L’Oreal SA is to pay a California-based startup $91.4 million for stealing its trade secrets, breaching a contract and infringing two patents related to a popular system that protects hair during bleaching treatments, a federal jury decided on August 12, 2019, in the case of Liqwd Inc. v. L’Oreal USA Inc.
The jury, in Wilmington, Delaware, also found that L’Oreal’s acts were intentional, meaning the judge can substantially increase the damages if he chooses.

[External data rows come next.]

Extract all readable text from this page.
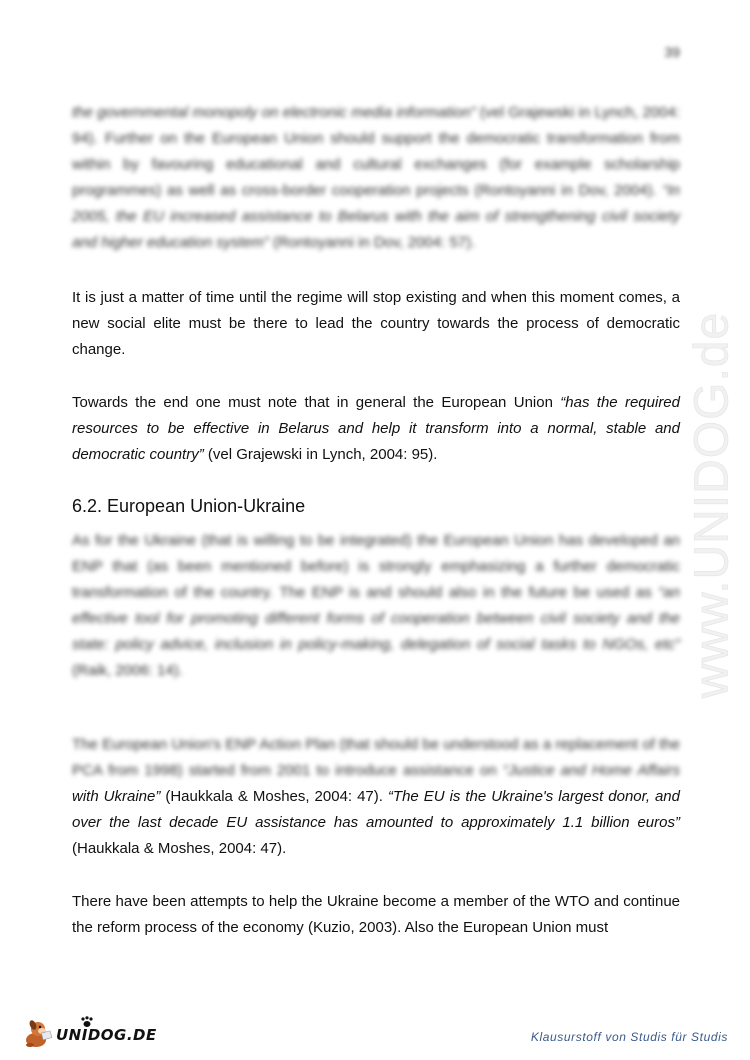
39
www.UNIDOG.de

the governmental monopoly on electronic media information” (vel Grajewski in Lynch, 2004: 94). Further on the European Union should support the democratic transformation from within by favouring educational and cultural exchanges (for example scholarship programmes) as well as cross-border cooperation projects (Rontoyanni in Dov, 2004). “In 2005, the EU increased assistance to Belarus with the aim of strengthening civil society and higher education system” (Rontoyanni in Dov, 2004: 57).

It is just a matter of time until the regime will stop existing and when this moment comes, a new social elite must be there to lead the country towards the process of democratic change.

Towards the end one must note that in general the European Union “has the required resources to be effective in Belarus and help it transform into a normal, stable and democratic country” (vel Grajewski in Lynch, 2004: 95).

6.2. European Union-Ukraine

As for the Ukraine (that is willing to be integrated) the European Union has developed an ENP that (as been mentioned before) is strongly emphasizing a further democratic transformation of the country. The ENP is and should also in the future be used as “an effective tool for promoting different forms of cooperation between civil society and the state: policy advice, inclusion in policy-making, delegation of social tasks to NGOs, etc” (Raik, 2006: 14).

The European Union's ENP Action Plan (that should be understood as a replacement of the PCA from 1998) started from 2001 to introduce assistance on “Justice and Home Affairs

with Ukraine” (Haukkala & Moshes, 2004: 47). “The EU is the Ukraine's largest donor, and over the last decade EU assistance has amounted to approximately 1.1 billion euros” (Haukkala & Moshes, 2004: 47).

There have been attempts to help the Ukraine become a member of the WTO and continue the reform process of the economy (Kuzio, 2003). Also the European Union must

UNIDOG.DE	Klausurstoff von Studis für Studis
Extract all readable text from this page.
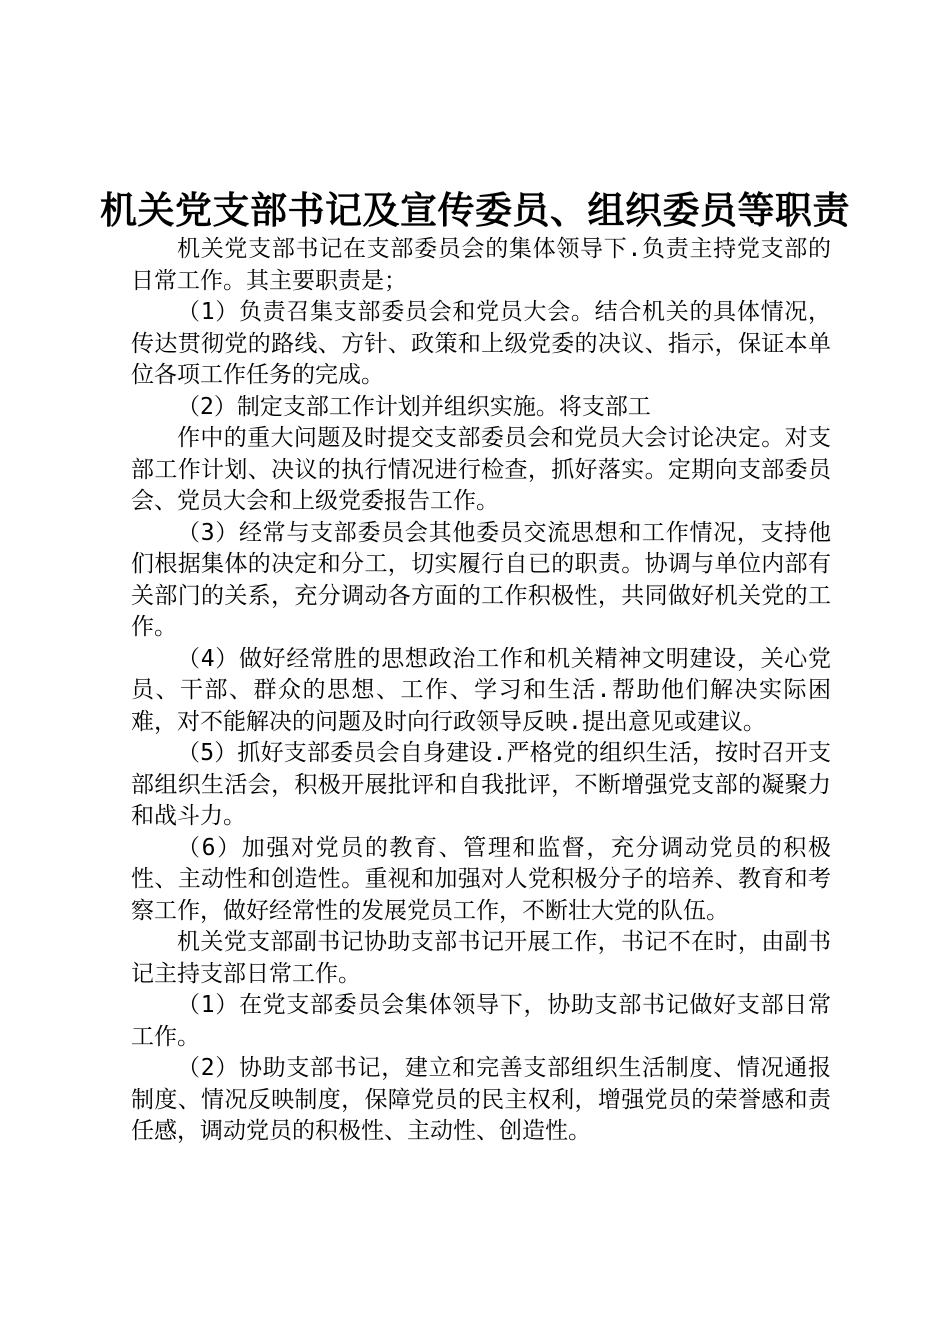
机关党支部书记及宣传委员、组织委员等职责

机关党支部书记在支部委员会的集体领导下.负责主持党支部的日常工作。其主要职责是；

（1）负责召集支部委员会和党员大会。结合机关的具体情况，传达贯彻党的路线、方针、政策和上级党委的决议、指示，保证本单位各项工作任务的完成。

（2）制定支部工作计划并组织实施。将支部工

作中的重大问题及时提交支部委员会和党员大会讨论决定。对支部工作计划、决议的执行情况进行检查，抓好落实。定期向支部委员会、党员大会和上级党委报告工作。

（3）经常与支部委员会其他委员交流思想和工作情况，支持他们根据集体的决定和分工，切实履行自已的职责。协调与单位内部有关部门的关系，充分调动各方面的工作积极性，共同做好机关党的工作。

（4）做好经常胜的思想政治工作和机关精神文明建设，关心党员、干部、群众的思想、工作、学习和生活.帮助他们解决实际困难，对不能解决的问题及时向行政领导反映.提出意见或建议。

（5）抓好支部委员会自身建设.严格党的组织生活，按时召开支部组织生活会，积极开展批评和自我批评，不断增强党支部的凝聚力和战斗力。

（6）加强对党员的教育、管理和监督，充分调动党员的积极性、主动性和创造性。重视和加强对人党积极分子的培养、教育和考察工作，做好经常性的发展党员工作，不断壮大党的队伍。

机关党支部副书记协助支部书记开展工作，书记不在时，由副书记主持支部日常工作。

（1）在党支部委员会集体领导下，协助支部书记做好支部日常工作。

（2）协助支部书记，建立和完善支部组织生活制度、情况通报制度、情况反映制度，保障党员的民主权利，增强党员的荣誉感和责任感，调动党员的积极性、主动性、创造性。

Olaplex LLC had accused the French giant of stealing the secrets in a meeting in California in 2015, when the companies were in talks for L’Oreal to buy the startup. L’Oreal, during a weeklong trial, said it independently conceived the use of a critical acid in August 2014 and developed its products on its own.
US District Judge Joseph Bataillon ruled in late June that L’Oreal’s products had infringed the two patents at issue. One question the jury had to decide was whether the patents were valid to begin with. Another was whether L’Oreal had stolen the trade secrets. A third was whether it had broken nondisclosure agreements relating to them. The answer to all three was yes.
The startup has no physical store and does little traditional advertising. Yet its core products, launched on the company’s website in June 2014 after a trial by top hair quickly built a following. It says they strengthen and reconnect protein bonds during bleaching.
L’Oreal, whose hair-dyeing innovations go back more than a century, reported more than $30 billion in sales for last year. The product lines in question, which all involve the three-step hair-protection system, are just one part of a division with about $3.7 billion in sales, or 12% of L’Oreal’s 2018 revenue, according to data compiled by Bloomberg. But they are sold under the prestigious Matrix, Redken and L’Oreal Professionnel labels, important to the overall brand’s identity.
By November 2014, one of the largest wholesale salon and beauty-supply distributors in the country, SalonCentric, had put Olaplex on U.S. shelves, propelling it to an early success. SalonCentric is owned by L’Oreal, which noticed the product’s performance and buzz on social media and tried to hire away the two scientists who invented the product, according to Olaplex’s lawsuit.
Outsiders to the industry, the pair had worked out of the requisite California-startup garage, pouring their product from five-gallon buckets into small bottles, and decided to stay put.